In India where I come from and live, network of families caring for elders - old aunts, uncles and parents is more or less the norm. Adjustments are made, plans and schedules are drawn out so that the old members of the family are taken care of. I live in an open house myself,I live with my parents-in-law, my father came over to stay in my house after my mother passed away, and there are old aunts who come visiting and stay on for some period of time.I had seen this in my grandfather's house where widowed and abandoned aunts, were given haven. There were enough adults and elders to take care of the brood of children. I do not know if it will be the same when I get old, families are shrinking in size and there will be more old people in the family and very few young ones to take care of them!

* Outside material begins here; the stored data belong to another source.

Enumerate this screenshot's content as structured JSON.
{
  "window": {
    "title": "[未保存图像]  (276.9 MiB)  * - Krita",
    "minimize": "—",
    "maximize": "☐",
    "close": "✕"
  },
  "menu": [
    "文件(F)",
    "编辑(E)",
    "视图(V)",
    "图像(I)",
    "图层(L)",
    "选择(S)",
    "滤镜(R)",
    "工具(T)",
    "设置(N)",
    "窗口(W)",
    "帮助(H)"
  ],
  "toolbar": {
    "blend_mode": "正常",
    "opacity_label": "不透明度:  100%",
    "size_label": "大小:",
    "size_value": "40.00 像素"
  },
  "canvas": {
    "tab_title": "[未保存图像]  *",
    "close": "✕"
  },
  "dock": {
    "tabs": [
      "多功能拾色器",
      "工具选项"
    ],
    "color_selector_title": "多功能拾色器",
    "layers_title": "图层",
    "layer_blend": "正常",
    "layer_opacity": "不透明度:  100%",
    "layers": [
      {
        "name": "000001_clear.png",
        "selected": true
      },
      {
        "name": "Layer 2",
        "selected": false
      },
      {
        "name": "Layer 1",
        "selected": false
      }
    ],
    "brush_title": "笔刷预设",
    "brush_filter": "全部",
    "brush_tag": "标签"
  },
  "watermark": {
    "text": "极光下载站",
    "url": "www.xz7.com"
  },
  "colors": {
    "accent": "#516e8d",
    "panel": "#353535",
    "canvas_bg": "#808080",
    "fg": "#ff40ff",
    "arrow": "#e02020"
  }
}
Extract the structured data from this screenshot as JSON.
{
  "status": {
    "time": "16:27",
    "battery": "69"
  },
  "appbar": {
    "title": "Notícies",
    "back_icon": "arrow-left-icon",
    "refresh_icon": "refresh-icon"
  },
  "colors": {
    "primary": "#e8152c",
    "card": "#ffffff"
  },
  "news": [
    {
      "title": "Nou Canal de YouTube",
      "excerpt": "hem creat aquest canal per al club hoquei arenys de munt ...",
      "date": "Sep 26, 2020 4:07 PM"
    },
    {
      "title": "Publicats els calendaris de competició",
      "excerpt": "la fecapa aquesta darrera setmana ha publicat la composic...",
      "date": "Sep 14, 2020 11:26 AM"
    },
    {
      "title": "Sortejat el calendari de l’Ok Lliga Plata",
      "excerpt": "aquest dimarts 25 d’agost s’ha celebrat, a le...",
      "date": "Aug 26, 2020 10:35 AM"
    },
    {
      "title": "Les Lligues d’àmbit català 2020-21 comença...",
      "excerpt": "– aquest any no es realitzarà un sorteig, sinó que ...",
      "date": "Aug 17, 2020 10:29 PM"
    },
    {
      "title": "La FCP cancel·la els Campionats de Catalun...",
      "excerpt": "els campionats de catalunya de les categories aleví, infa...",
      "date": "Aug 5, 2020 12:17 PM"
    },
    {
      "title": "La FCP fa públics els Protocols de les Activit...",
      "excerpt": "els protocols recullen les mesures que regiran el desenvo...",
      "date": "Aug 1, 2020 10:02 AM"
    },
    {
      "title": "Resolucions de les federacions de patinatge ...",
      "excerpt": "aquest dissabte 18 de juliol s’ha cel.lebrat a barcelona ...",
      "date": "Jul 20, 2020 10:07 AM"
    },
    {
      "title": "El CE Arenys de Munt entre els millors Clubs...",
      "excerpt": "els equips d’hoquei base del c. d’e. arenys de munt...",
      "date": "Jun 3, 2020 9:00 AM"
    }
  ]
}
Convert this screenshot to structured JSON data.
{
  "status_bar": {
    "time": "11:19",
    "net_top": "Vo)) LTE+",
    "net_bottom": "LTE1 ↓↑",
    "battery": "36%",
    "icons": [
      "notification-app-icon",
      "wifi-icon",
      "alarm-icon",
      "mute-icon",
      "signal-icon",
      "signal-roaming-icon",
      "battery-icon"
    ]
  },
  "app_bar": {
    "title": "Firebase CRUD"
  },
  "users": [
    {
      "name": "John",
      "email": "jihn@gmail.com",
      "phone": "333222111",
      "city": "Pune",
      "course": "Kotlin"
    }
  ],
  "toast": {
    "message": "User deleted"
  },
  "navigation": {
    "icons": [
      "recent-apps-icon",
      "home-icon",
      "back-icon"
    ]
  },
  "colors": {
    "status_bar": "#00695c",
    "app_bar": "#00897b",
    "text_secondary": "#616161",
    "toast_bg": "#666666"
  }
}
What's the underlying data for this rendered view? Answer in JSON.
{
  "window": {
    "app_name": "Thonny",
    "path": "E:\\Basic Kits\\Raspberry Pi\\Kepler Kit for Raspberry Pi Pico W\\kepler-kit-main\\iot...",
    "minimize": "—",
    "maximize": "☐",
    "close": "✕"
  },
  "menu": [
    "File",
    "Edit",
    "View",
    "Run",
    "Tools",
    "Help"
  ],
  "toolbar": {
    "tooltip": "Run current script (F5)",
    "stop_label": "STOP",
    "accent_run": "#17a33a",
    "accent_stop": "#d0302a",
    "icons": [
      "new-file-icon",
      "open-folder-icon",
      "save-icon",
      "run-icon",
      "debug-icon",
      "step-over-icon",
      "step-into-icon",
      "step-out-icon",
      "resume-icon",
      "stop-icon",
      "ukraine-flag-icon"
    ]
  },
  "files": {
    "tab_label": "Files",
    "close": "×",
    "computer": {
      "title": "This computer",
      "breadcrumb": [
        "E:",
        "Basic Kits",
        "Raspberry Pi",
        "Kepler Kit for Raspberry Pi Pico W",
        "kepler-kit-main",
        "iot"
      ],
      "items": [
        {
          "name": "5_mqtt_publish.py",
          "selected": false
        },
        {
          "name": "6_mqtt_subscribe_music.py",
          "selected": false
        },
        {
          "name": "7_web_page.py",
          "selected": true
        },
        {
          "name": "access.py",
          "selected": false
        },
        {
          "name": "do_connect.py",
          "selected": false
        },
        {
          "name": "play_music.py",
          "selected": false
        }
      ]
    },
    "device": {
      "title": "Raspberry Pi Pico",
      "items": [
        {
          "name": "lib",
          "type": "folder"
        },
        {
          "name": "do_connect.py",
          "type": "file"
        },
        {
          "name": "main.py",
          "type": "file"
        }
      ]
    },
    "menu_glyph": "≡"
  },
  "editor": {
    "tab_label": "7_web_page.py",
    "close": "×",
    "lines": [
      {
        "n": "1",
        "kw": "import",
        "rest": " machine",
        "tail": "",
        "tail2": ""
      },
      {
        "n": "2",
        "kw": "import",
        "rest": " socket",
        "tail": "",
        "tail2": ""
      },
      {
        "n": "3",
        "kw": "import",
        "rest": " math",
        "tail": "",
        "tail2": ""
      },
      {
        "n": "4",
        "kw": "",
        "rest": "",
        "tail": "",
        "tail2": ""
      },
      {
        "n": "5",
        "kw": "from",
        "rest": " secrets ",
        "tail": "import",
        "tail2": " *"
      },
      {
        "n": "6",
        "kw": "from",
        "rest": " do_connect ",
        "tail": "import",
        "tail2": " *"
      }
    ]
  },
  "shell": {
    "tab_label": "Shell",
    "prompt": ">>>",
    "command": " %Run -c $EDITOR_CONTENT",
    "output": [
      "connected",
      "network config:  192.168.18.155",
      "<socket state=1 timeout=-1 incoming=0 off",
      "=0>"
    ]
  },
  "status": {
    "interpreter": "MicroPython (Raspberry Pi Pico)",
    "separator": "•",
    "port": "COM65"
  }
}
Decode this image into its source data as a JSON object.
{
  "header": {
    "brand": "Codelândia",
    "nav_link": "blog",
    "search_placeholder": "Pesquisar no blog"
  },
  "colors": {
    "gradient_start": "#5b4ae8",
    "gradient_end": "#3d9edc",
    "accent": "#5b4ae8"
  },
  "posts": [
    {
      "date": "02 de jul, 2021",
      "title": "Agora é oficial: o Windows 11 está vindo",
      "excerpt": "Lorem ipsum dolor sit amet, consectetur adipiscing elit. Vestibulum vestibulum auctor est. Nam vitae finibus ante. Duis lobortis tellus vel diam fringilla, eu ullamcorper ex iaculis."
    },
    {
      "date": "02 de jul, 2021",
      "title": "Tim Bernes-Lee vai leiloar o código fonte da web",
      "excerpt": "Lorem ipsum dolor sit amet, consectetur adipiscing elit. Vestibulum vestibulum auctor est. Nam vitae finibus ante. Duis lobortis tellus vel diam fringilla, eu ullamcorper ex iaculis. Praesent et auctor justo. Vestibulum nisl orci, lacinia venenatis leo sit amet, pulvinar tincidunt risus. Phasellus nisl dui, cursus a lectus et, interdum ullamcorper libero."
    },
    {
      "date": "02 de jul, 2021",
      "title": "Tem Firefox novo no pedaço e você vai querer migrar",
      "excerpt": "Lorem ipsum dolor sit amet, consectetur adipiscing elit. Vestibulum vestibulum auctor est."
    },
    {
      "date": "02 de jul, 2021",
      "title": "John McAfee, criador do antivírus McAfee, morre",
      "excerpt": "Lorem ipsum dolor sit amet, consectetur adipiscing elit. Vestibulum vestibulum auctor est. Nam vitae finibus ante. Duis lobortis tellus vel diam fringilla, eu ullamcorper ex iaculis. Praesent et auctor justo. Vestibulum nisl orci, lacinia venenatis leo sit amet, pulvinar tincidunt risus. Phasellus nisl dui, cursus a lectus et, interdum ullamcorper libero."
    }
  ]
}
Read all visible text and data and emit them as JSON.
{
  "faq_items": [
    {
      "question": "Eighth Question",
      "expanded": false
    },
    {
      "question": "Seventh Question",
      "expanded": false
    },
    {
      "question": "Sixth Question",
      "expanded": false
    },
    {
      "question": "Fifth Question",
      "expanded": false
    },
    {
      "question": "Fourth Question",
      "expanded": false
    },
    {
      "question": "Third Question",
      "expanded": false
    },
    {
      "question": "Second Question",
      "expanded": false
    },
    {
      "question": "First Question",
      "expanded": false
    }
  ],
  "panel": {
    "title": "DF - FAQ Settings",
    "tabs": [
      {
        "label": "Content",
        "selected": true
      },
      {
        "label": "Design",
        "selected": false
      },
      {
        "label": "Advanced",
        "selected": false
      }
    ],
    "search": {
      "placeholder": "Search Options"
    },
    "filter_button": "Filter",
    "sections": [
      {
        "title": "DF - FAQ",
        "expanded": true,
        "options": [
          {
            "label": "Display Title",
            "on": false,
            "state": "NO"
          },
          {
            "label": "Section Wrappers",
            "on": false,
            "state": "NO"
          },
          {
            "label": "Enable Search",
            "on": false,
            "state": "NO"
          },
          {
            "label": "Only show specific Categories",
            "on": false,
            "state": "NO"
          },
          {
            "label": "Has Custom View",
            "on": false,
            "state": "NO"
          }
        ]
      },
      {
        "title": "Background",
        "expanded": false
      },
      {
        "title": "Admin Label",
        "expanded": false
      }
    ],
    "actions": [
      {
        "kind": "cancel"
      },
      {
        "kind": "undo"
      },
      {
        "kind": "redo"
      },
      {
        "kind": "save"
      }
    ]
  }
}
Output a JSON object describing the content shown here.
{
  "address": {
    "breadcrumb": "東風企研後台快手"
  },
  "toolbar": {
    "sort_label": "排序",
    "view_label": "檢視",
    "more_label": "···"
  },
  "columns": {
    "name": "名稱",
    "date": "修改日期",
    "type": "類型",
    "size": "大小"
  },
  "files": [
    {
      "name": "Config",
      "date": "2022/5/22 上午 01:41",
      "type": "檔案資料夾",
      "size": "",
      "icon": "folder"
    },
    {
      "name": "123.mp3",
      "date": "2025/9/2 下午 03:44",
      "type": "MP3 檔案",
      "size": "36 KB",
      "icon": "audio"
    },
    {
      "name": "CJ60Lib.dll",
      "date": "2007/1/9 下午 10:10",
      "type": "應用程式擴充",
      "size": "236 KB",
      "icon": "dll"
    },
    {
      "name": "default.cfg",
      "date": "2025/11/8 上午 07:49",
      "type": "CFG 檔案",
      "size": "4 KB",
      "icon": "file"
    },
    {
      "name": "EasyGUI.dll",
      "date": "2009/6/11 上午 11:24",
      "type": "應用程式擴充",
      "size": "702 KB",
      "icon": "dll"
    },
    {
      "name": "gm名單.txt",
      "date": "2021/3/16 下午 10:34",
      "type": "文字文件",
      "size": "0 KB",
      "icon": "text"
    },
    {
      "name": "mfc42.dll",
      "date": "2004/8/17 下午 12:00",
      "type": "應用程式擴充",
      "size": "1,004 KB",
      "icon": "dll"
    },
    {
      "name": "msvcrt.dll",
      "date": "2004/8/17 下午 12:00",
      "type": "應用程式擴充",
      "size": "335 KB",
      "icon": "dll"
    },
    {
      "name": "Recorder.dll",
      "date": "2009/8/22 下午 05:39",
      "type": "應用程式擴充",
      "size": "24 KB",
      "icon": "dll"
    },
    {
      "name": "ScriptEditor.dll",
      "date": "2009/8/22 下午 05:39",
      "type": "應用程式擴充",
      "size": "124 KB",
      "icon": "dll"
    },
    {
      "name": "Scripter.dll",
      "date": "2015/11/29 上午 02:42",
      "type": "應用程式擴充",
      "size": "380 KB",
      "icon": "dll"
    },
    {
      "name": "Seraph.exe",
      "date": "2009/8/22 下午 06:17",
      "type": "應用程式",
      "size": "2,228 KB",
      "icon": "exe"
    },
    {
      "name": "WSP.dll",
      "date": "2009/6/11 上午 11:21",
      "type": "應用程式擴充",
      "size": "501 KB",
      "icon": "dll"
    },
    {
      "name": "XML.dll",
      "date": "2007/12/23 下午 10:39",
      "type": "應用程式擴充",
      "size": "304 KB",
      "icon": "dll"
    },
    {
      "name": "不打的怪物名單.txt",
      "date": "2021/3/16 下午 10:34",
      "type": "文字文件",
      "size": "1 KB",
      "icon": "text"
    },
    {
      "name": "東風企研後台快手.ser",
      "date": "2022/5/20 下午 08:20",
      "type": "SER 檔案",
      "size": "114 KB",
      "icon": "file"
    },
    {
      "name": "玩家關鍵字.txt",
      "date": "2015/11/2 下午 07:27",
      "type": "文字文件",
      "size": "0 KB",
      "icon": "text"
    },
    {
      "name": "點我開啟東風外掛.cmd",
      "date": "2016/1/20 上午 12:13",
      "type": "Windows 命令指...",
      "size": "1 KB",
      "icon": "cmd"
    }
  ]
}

This shows us that "symbolic" doesn't have to mean "empty of meaning" or "without emotional attachment," which unfortunately is how the term is often considered in the current vernacular.

It's fascinating that your family, who (as you say) have been here for generations, have kept up the village traditions, while J's family (or at least some members of it) have not. That shouldn't come as a surprise though. It is often those in the transitional generations who are quickest to abandon the old ways. I'm not sure which is the cart and which is the horse -- perhaps the abandonment came as a result of wanting to get away and change, or perhaps it up simply happened as a result of all the changes and upheaval.

In many cases, the generations that follow the transitional ones fall back into traditions, or more likely, adopt new ones. The village traditions your family observes, for example, are perhaps more informed by American village life than by the traditions of the folks back in the "old country" so many generations ago. Chances are, your transitional ancestors also abandoned a lot of the stuff from "back home," and it was their children who picked up the new gauntlet, so to speak.

Although perhaps not -- it depends on many things, such as if they were part of a mass migration, or if they arrived on their own and settled with strangers.

All that to say, you make some fascinating observations here -- food for thought, as usual.